One of the interesting things in this paper is that the authors extend the theory of phase contrast imaging to real-world x-ray machines as opposed to specialized micro-focus x-ray units or monochromatic x-rays from a synchrotron (Section II.C) and end up predicting things that previous treatments did not (A Pogany, D Gao, S Wilkins, “Contrast and resolution in imaging with a microfocus x-ray source“, Rev Sci Instrum 68, 2774-2782 (1997). Mammography machines fit the resolution requirements for observing phase contrast, but an x-ray tube with a smaller focal spot is needed. Still, the requirements aren’t something you find in a run-of the mill x-ray unit. However, the fact that phase contrast imaging can be done with polychromatic beams is exciting.

Theory is tested by simulating a mammography imaging system to find optimal values for source-object and object/detector distances. Experiments also illustrate the exciting prospects of phase contrast imaging in mammography (Section IV).
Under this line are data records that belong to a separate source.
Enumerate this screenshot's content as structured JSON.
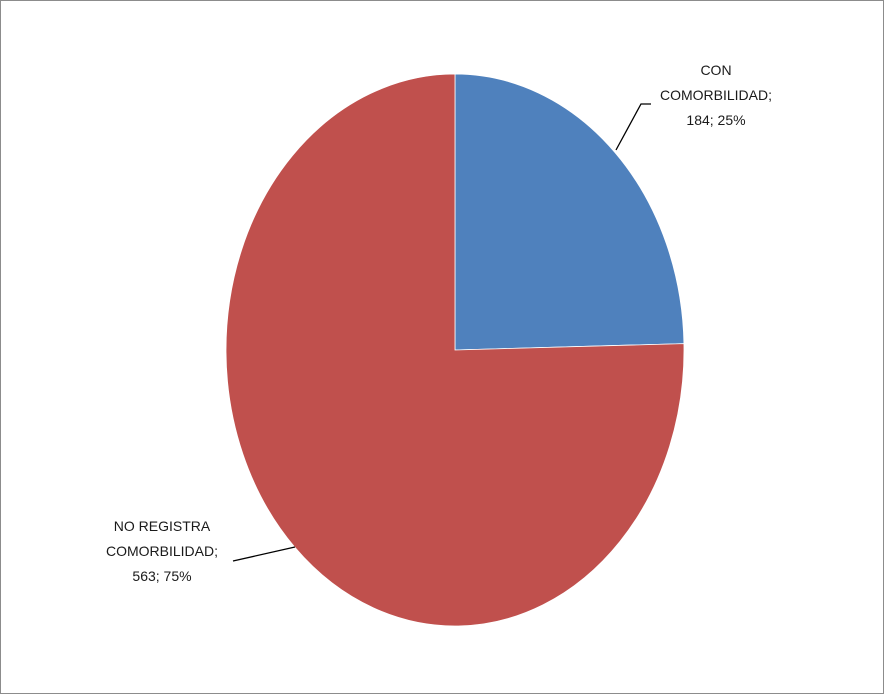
{
  "chart_data": {
    "type": "pie",
    "slices": [
      {
        "category": "CON COMORBILIDAD",
        "value": 184,
        "percent": 25,
        "color": "#4f81bd",
        "label_lines": [
          "CON",
          "COMORBILIDAD;",
          "184; 25%"
        ]
      },
      {
        "category": "NO REGISTRA COMORBILIDAD",
        "value": 563,
        "percent": 75,
        "color": "#c0504d",
        "label_lines": [
          "NO REGISTRA",
          "COMORBILIDAD;",
          "563; 75%"
        ]
      }
    ],
    "start_angle": "12 o'clock",
    "direction": "clockwise",
    "legend": "none"
  }
}
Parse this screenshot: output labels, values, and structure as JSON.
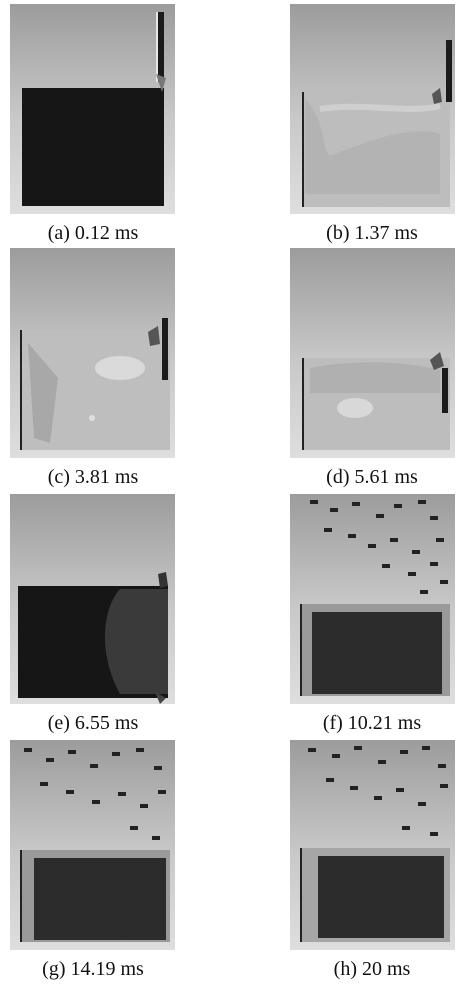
{
  "figure": {
    "panels": [
      {
        "id": "a",
        "caption": "(a) 0.12 ms",
        "state": "intact-block-with-impactor-above"
      },
      {
        "id": "b",
        "caption": "(b) 1.37 ms",
        "state": "stress-field"
      },
      {
        "id": "c",
        "caption": "(c) 3.81 ms",
        "state": "stress-field"
      },
      {
        "id": "d",
        "caption": "(d) 5.61 ms",
        "state": "stress-field"
      },
      {
        "id": "e",
        "caption": "(e) 6.55 ms",
        "state": "damage-front"
      },
      {
        "id": "f",
        "caption": "(f) 10.21 ms",
        "state": "fragmentation"
      },
      {
        "id": "g",
        "caption": "(g) 14.19 ms",
        "state": "fragmentation"
      },
      {
        "id": "h",
        "caption": "(h) 20 ms",
        "state": "fragmentation"
      }
    ]
  }
}
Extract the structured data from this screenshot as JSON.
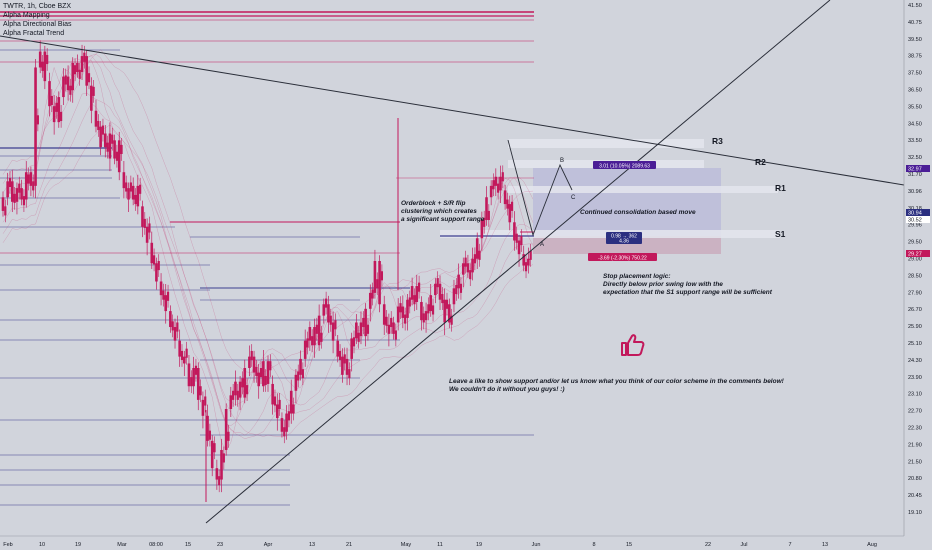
{
  "legend": {
    "symbol": "TWTR, 1h, Cboe BZX",
    "indicators": [
      "Alpha Mapping",
      "Alpha Directional Bias",
      "Alpha Fractal Trend"
    ]
  },
  "colors": {
    "background": "#d1d4dc",
    "candle": "#c2185b",
    "trendline": "#2a2e39",
    "zone_fill": "#b8b9d9",
    "zone_band": "#e4e5ed",
    "stop_zone": "#c9a9bb",
    "support_line": "#3d3f8f",
    "resistance_line": "#c2185b",
    "badge_purple": "#4a1d96",
    "badge_navy": "#2b2f80",
    "badge_red": "#c2185b",
    "price_tag_purple": "#4a1d96",
    "price_tag_red": "#c2185b",
    "like_icon": "#c2185b"
  },
  "chart_data": {
    "type": "candlestick",
    "title": "TWTR, 1h, Cboe BZX",
    "x_ticks": [
      "Feb",
      "10",
      "19",
      "Mar",
      "08:00",
      "15",
      "23",
      "Apr",
      "13",
      "21",
      "May",
      "11",
      "19",
      "Jun",
      "8",
      "15",
      "22",
      "Jul",
      "7",
      "13",
      "Aug"
    ],
    "y_ticks": [
      "41.50",
      "40.75",
      "39.50",
      "38.75",
      "37.50",
      "36.50",
      "35.50",
      "34.50",
      "33.50",
      "32.50",
      "31.70",
      "30.96",
      "30.18",
      "29.96",
      "29.50",
      "29.00",
      "28.50",
      "27.90",
      "26.70",
      "25.90",
      "25.10",
      "24.30",
      "23.90",
      "23.10",
      "22.70",
      "22.30",
      "21.90",
      "21.50",
      "20.80",
      "20.45",
      "19.10"
    ],
    "ylim": [
      19.1,
      41.5
    ],
    "price_tags": [
      {
        "label": "32.97",
        "style": "purple"
      },
      {
        "label": "30.94",
        "style": "navy"
      },
      {
        "label": "30.52",
        "style": "plain"
      },
      {
        "label": "29.27",
        "style": "red"
      }
    ],
    "levels": [
      {
        "name": "R3",
        "price": 34.2
      },
      {
        "name": "R2",
        "price": 33.3
      },
      {
        "name": "R1",
        "price": 31.9
      },
      {
        "name": "S1",
        "price": 29.85
      }
    ],
    "swing_points": [
      "A",
      "B",
      "C"
    ],
    "measure_badges": [
      {
        "text": "3.01 (10.05%) 2089.63",
        "style": "purple"
      },
      {
        "text": "0.98 → 362",
        "style": "navy"
      },
      {
        "text": "4.36",
        "style": "navy"
      },
      {
        "text": "-3.69 (-2.30%) 750.22",
        "style": "red"
      }
    ],
    "annotations": {
      "orderblock": [
        "Orderblock + S/R flip",
        "clustering which creates",
        "a significant support range"
      ],
      "consolidation": "Continued consolidation based move",
      "stop": [
        "Stop placement logic:",
        "Directly below prior swing low with the",
        "expectation that the S1 support range will be sufficient"
      ],
      "cta": [
        "Leave a like to show support and/or let us know what you think of our color scheme in the comments below!",
        "We couldn't do it without you guys! :)"
      ]
    },
    "price_path": [
      32.5,
      33.1,
      33.8,
      32.9,
      33.5,
      33.0,
      34.2,
      33.6,
      38.8,
      39.5,
      38.2,
      37.1,
      36.4,
      37.5,
      38.4,
      37.8,
      39.0,
      38.6,
      39.3,
      38.0,
      36.9,
      36.2,
      35.3,
      35.9,
      34.8,
      35.6,
      34.2,
      33.5,
      33.0,
      33.6,
      32.7,
      31.8,
      31.1,
      30.2,
      29.4,
      28.8,
      28.1,
      27.4,
      26.8,
      26.1,
      25.8,
      24.8,
      25.6,
      24.2,
      23.5,
      22.4,
      21.2,
      20.7,
      22.0,
      23.8,
      24.4,
      25.0,
      24.3,
      25.6,
      26.1,
      25.4,
      24.8,
      25.9,
      24.9,
      24.0,
      23.4,
      22.8,
      23.6,
      24.6,
      25.3,
      26.0,
      26.8,
      27.4,
      26.6,
      27.9,
      28.4,
      27.6,
      26.8,
      26.1,
      25.3,
      26.0,
      26.9,
      27.6,
      27.0,
      28.2,
      28.9,
      30.3,
      28.4,
      27.5,
      27.1,
      27.6,
      28.3,
      27.8,
      28.6,
      29.2,
      28.5,
      27.7,
      28.1,
      28.8,
      29.3,
      28.6,
      27.6,
      28.4,
      29.1,
      29.7,
      30.2,
      29.8,
      30.4,
      31.3,
      32.1,
      33.1,
      33.6,
      34.0,
      33.4,
      32.8,
      32.0,
      31.2,
      30.6,
      30.1,
      30.4
    ]
  }
}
A well written paper, with some very interesting and promising results. Some of the more complicated math has been glossed over, but details can be found in another paper by the same authors.
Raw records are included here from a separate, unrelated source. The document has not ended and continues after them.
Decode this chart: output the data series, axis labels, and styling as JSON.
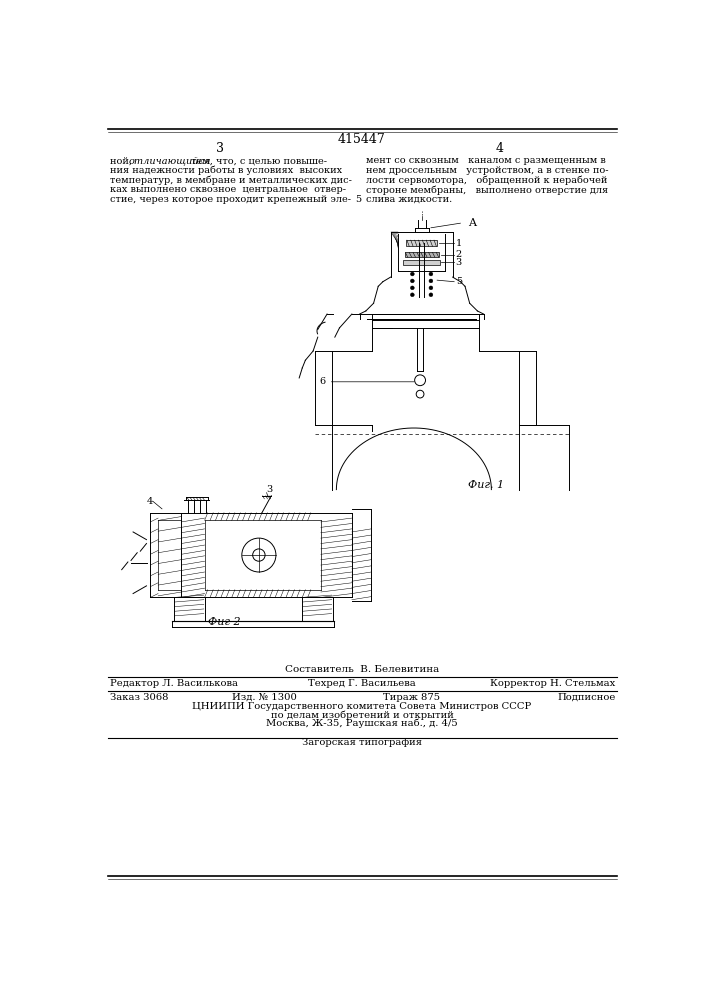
{
  "patent_number": "415447",
  "page_left": "3",
  "page_right": "4",
  "text_left": "ной, отличающийся тем, что, с целью повыше-\nния надежности работы в условиях  высоких\nтемператур, в мембране и металлических дис-\nках выполнено сквозное  центральное  отвер-\nстие, через которое проходит крепежный эле-",
  "text_right_col1": "мент со сквозным   каналом с размещенным в",
  "text_right_col2": "нем дроссельным   устройством, а в стенке по-",
  "text_right_col3": "лости сервомотора,   обращенной к нерабочей",
  "text_right_col4": "стороне мембраны,   выполнено отверстие для",
  "text_right_col5": "слива жидкости.",
  "fig1_caption": "Фиг. 1",
  "fig2_caption": "Фиг 2",
  "editor_label": "Редактор Л. Василькова",
  "tech_label": "Техред Г. Васильева",
  "corrector_label": "Корректор Н. Стельмах",
  "order_label": "Заказ 3068",
  "izd_label": "Изд. № 1300",
  "tirazh_label": "Тираж 875",
  "podpisnoe_label": "Подписное",
  "cniip_line1": "ЦНИИПИ Государственного комитета Совета Министров СССР",
  "cniip_line2": "по делам изобретений и открытий",
  "cniip_line3": "Москва, Ж-35, Раушская наб., д. 4/5",
  "zagors": "Загорская типография",
  "bg_color": "#ffffff",
  "text_color": "#000000",
  "line_color": "#000000",
  "sestavitel_line": "Составитель  В. Белевитина"
}
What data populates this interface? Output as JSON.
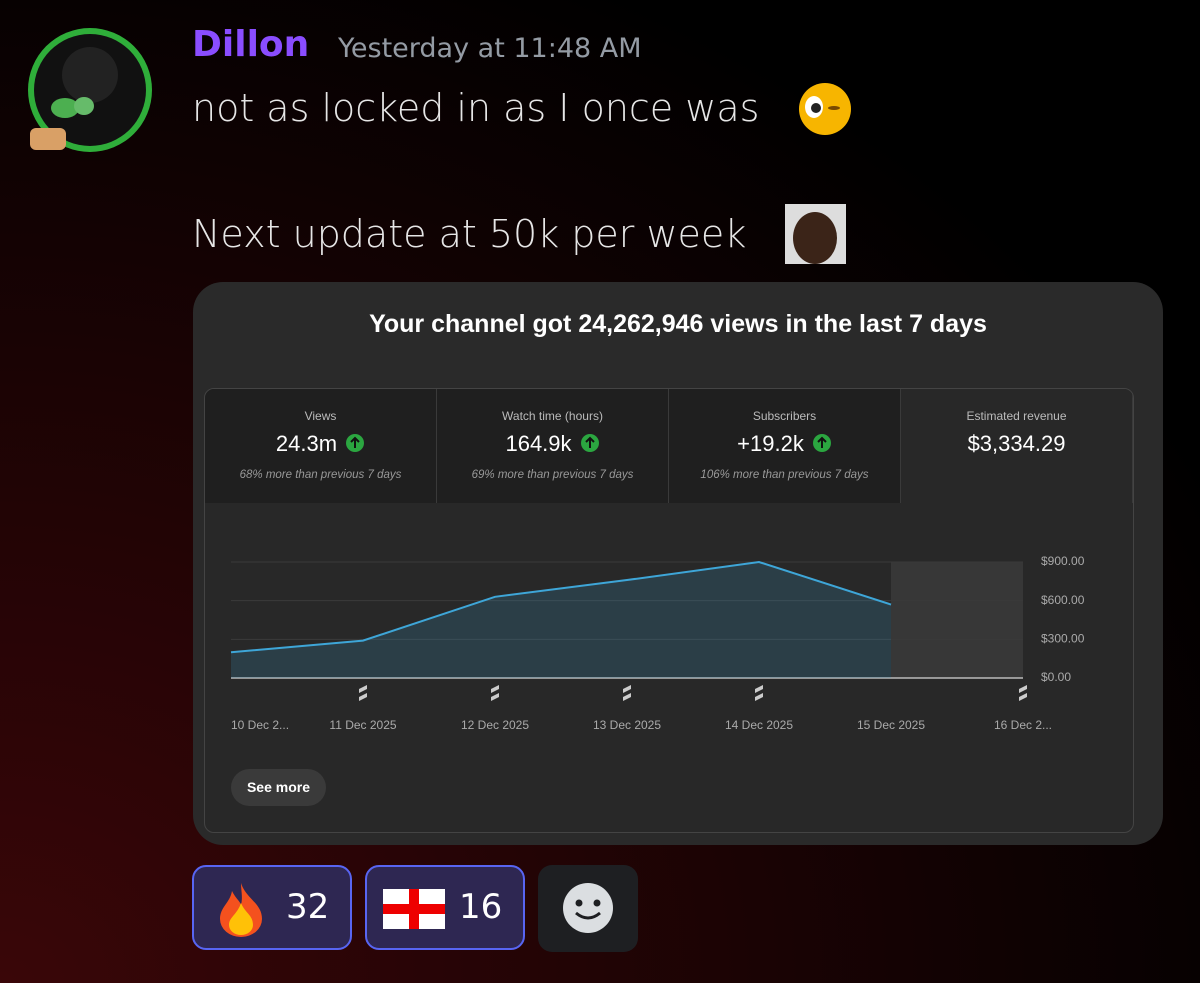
{
  "message": {
    "author": "Dillon",
    "timestamp": "Yesterday at 11:48 AM",
    "lines": [
      "not as locked in as I once was",
      "Next update at 50k per week"
    ]
  },
  "embed": {
    "title": "Your channel got 24,262,946 views in the last 7 days",
    "stats": [
      {
        "label": "Views",
        "value": "24.3m",
        "note": "68% more than previous 7 days"
      },
      {
        "label": "Watch time (hours)",
        "value": "164.9k",
        "note": "69% more than previous 7 days"
      },
      {
        "label": "Subscribers",
        "value": "+19.2k",
        "note": "106% more than previous 7 days"
      },
      {
        "label": "Estimated revenue",
        "value": "$3,334.29"
      }
    ],
    "button": "See more"
  },
  "chart_data": {
    "type": "line",
    "categories": [
      "10 Dec 2...",
      "11 Dec 2025",
      "12 Dec 2025",
      "13 Dec 2025",
      "14 Dec 2025",
      "15 Dec 2025",
      "16 Dec 2..."
    ],
    "values": [
      200,
      290,
      630,
      760,
      900,
      570,
      null
    ],
    "color": "#3ea6d8",
    "ylim": [
      0,
      900
    ],
    "yticks": [
      {
        "value": 0,
        "label": "$0.00"
      },
      {
        "value": 300,
        "label": "$300.00"
      },
      {
        "value": 600,
        "label": "$600.00"
      },
      {
        "value": 900,
        "label": "$900.00"
      }
    ],
    "grid": true
  },
  "reactions": [
    {
      "count": 32
    },
    {
      "count": 16
    }
  ]
}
Journal Club: Phase Contrast Imaging

This is an effort to get me to read more of the journal articles I find. More often than not, I run across an interesting article, skim through it, put it in my Read This Soon pile, and then it gets forgotten about.
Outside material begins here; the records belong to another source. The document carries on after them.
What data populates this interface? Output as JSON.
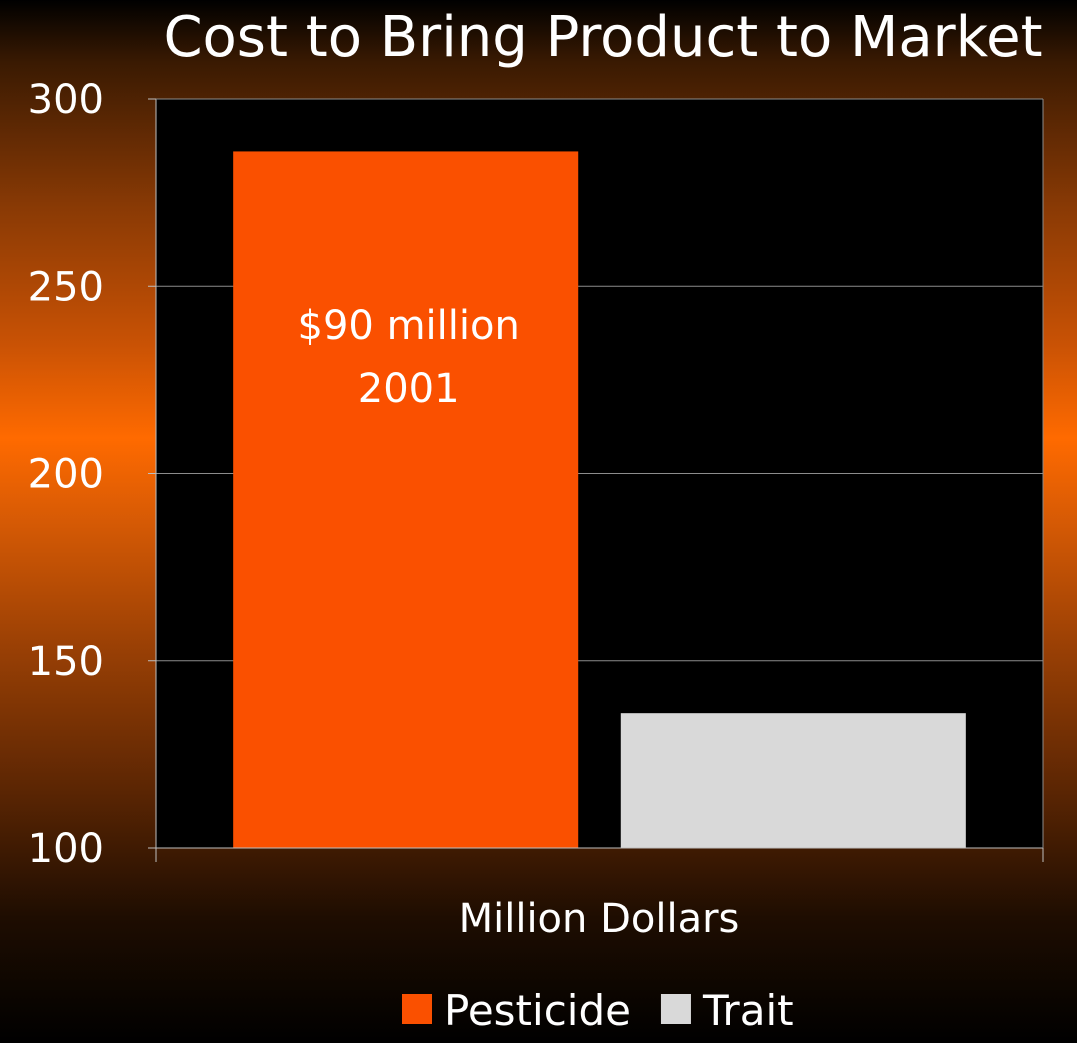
{
  "chart_data": {
    "type": "bar",
    "title": "Cost to Bring Product to Market",
    "xlabel": "Million Dollars",
    "ylabel": "",
    "ylim": [
      100,
      300
    ],
    "yticks": [
      "100",
      "150",
      "200",
      "250",
      "300"
    ],
    "grid": true,
    "legend_position": "bottom",
    "categories": [
      "Million Dollars"
    ],
    "series": [
      {
        "name": "Pesticide",
        "values": [
          286
        ],
        "color": "#fa5000"
      },
      {
        "name": "Trait",
        "values": [
          136
        ],
        "color": "#d9d9d9"
      }
    ],
    "annotations": [
      {
        "series": "Pesticide",
        "lines": [
          "$90 million",
          "2001"
        ]
      }
    ],
    "plot_background": "#000000"
  }
}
So I think what I shall try to do is when I run across an interesting article (interesting to me, hopefully some others), I shall post it here along with the abstract and article reference. Then after I’ve read the article, I’ll try to write up a short blurb of my thoughts on it.

So the first journal club article is one from Medical Physics.

Wu X, Liu H, “Clinical implementation of x-ray phase-contrast imaging: Theoretical foundations and design considerations”, Med Phys 30, 2169-2179 (2003)

Abstract:

Theoretical foundation and design considerations of a clinical feasible x-ray phase contrast imaging technique were presented in this paper. Different from the analysis of imaging phase object with weak absorption in literature, we proposed a new formalism for in-line phase-contrast imaging to analyze the effects of four clinically important factors on the phase contrast. These are the body parts attenuation, the spatial coherence of spherical waves from a finite-size focal spot, and polychromatic x-ray and radiation doses to patients for clinical applications. The theory presented in this paper can be applied widely in diagnostic x-ray imaging procedures. As an example, computer simulations were conducted and optimal design parameters were derived for clinical mammography. The results of phantom experiments were also presented which validated the theoretical analysis and computer simulations.©2003 American Association of Physicists in Medicine.